Europa Sur

ZURBARÁN Y LA NADA

- MANUEL GREGORIO GONZÁLEZ Escritor

EL Prado expone en estos días un Bodegón con cidras, naranjas y rosa, obra del joven Zurbarán, traído desde la Norton Simon Fundation de Pasadena. El cuadro, pintado en Sevilla en 1633, se presenta junto a otros dos lienzos zurbaranes­cos, pertenecie­ntes al Prado: el Bodegón con cacharros (c. 1650), y uno de sus Agnus dei, fechado entre 1635 y 1640. Cuando tuve ocasión de admirarlo, a mediados de abril, unas señoras se preguntaba­n a mi lado cuáles serían las misteriosa­s cidras: si los limones hidrópicos, de gruesa cáscara y mayor tamaño –las cidras–, que se hallan a la izquierda sobre un plato de peltre, o las delicadas naranjas, de color ligero y desvaído, que dominan el centro de la imagen y coronan con su abundancia una cesta de mimbre.
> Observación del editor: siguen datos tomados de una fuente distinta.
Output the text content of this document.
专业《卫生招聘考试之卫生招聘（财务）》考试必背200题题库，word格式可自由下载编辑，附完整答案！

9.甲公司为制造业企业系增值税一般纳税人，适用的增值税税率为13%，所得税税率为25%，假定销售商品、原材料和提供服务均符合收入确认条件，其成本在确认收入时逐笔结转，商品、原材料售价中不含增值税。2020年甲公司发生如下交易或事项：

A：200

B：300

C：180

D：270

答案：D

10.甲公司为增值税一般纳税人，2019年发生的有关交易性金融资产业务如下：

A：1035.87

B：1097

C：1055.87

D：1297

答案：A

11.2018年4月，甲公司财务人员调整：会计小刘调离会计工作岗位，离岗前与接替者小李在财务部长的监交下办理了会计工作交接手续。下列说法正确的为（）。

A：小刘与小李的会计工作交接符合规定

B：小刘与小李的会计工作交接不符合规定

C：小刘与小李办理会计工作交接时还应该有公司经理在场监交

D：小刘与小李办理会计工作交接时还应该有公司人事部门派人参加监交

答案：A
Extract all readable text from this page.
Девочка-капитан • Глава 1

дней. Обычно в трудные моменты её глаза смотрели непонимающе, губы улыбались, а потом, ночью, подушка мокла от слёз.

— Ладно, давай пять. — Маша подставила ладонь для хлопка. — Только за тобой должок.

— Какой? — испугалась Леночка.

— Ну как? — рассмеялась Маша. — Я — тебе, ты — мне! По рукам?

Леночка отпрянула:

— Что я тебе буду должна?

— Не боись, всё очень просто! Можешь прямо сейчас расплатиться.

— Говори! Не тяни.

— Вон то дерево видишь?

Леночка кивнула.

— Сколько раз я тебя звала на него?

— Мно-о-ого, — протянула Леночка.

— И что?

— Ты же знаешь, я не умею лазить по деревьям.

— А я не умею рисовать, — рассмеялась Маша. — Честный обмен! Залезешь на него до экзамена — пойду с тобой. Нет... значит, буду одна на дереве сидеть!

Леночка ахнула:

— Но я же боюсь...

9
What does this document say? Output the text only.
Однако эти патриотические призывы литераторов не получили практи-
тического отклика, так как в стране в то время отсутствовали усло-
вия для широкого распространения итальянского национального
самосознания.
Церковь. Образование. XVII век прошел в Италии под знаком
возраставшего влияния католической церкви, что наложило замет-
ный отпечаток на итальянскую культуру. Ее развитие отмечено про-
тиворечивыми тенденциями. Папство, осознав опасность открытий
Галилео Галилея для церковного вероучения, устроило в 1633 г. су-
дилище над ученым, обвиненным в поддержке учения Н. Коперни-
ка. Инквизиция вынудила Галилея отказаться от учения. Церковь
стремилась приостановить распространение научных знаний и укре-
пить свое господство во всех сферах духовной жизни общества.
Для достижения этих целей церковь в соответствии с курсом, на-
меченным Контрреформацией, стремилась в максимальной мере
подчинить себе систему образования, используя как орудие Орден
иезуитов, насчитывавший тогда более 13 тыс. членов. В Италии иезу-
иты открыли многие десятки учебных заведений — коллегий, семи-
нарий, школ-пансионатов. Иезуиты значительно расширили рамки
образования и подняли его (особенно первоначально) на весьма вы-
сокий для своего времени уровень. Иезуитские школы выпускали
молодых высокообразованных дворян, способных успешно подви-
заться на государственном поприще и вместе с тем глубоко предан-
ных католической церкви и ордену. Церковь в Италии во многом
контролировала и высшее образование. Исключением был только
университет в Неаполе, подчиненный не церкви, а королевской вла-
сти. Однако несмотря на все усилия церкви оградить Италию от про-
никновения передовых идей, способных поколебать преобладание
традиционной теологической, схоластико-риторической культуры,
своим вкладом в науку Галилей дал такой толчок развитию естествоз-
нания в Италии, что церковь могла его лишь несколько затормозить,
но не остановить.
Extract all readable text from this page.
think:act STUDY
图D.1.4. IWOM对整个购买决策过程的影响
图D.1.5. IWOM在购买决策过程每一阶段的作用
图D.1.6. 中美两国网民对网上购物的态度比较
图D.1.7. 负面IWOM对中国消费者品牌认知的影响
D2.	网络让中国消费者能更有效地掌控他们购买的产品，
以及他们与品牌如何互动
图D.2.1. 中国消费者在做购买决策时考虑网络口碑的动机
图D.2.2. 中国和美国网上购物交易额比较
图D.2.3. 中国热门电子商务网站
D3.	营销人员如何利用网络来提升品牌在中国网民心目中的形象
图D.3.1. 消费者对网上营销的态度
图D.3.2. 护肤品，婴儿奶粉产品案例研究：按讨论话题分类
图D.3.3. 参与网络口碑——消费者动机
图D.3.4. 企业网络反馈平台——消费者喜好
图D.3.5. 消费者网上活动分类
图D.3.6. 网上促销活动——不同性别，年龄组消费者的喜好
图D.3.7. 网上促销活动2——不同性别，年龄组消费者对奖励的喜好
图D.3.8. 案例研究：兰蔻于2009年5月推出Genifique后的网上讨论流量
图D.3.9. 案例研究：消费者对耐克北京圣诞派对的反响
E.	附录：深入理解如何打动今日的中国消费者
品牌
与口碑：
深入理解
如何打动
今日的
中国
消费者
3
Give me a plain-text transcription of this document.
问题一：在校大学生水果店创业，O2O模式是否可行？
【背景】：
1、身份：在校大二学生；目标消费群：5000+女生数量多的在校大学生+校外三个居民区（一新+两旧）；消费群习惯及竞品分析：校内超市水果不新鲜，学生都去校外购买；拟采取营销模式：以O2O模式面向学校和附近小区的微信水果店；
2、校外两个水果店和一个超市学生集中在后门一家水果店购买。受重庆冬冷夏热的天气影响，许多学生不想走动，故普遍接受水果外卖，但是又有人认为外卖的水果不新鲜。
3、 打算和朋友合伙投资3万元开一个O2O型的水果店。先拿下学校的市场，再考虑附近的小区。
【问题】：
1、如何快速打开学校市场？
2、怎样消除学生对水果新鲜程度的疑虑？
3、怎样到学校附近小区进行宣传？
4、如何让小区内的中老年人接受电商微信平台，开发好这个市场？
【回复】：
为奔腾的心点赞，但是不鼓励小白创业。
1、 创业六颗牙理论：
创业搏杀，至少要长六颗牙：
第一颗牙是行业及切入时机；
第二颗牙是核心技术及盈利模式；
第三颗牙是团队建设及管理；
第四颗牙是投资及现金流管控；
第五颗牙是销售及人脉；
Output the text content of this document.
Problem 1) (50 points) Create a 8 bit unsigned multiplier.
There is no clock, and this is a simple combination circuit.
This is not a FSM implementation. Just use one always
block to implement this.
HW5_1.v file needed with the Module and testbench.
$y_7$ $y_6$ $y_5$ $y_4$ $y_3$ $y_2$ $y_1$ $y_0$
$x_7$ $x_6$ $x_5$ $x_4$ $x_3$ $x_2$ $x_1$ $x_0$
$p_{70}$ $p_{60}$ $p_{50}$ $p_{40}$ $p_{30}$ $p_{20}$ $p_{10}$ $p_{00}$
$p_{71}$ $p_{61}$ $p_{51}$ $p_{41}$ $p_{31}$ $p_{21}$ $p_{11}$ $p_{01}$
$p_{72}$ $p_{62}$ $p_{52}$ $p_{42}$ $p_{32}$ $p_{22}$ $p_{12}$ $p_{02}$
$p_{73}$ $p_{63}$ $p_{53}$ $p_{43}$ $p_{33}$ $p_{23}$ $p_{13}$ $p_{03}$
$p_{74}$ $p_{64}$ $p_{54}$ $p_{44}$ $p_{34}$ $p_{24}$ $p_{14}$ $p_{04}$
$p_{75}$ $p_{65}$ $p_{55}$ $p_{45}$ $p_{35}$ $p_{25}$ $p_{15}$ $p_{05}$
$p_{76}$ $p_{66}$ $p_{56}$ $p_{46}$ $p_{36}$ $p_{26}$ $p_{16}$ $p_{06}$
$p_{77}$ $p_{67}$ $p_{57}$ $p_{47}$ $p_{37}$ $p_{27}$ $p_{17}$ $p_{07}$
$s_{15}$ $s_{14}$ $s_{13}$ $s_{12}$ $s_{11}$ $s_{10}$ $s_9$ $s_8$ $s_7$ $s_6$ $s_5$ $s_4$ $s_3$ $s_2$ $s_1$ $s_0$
No se preguntaro­n, sin embargo, sobre la “realidad” o no de tales representa­ciones. Como todos nosotros, la dieron por supuesta. Es, no obstante, en esa cualidad fantasmal del bodegón y la naturaleza muerta, recuperado­s en el XV-XVI por la pintura europea, donde se cifra un aspecto crucial del mundo moderno.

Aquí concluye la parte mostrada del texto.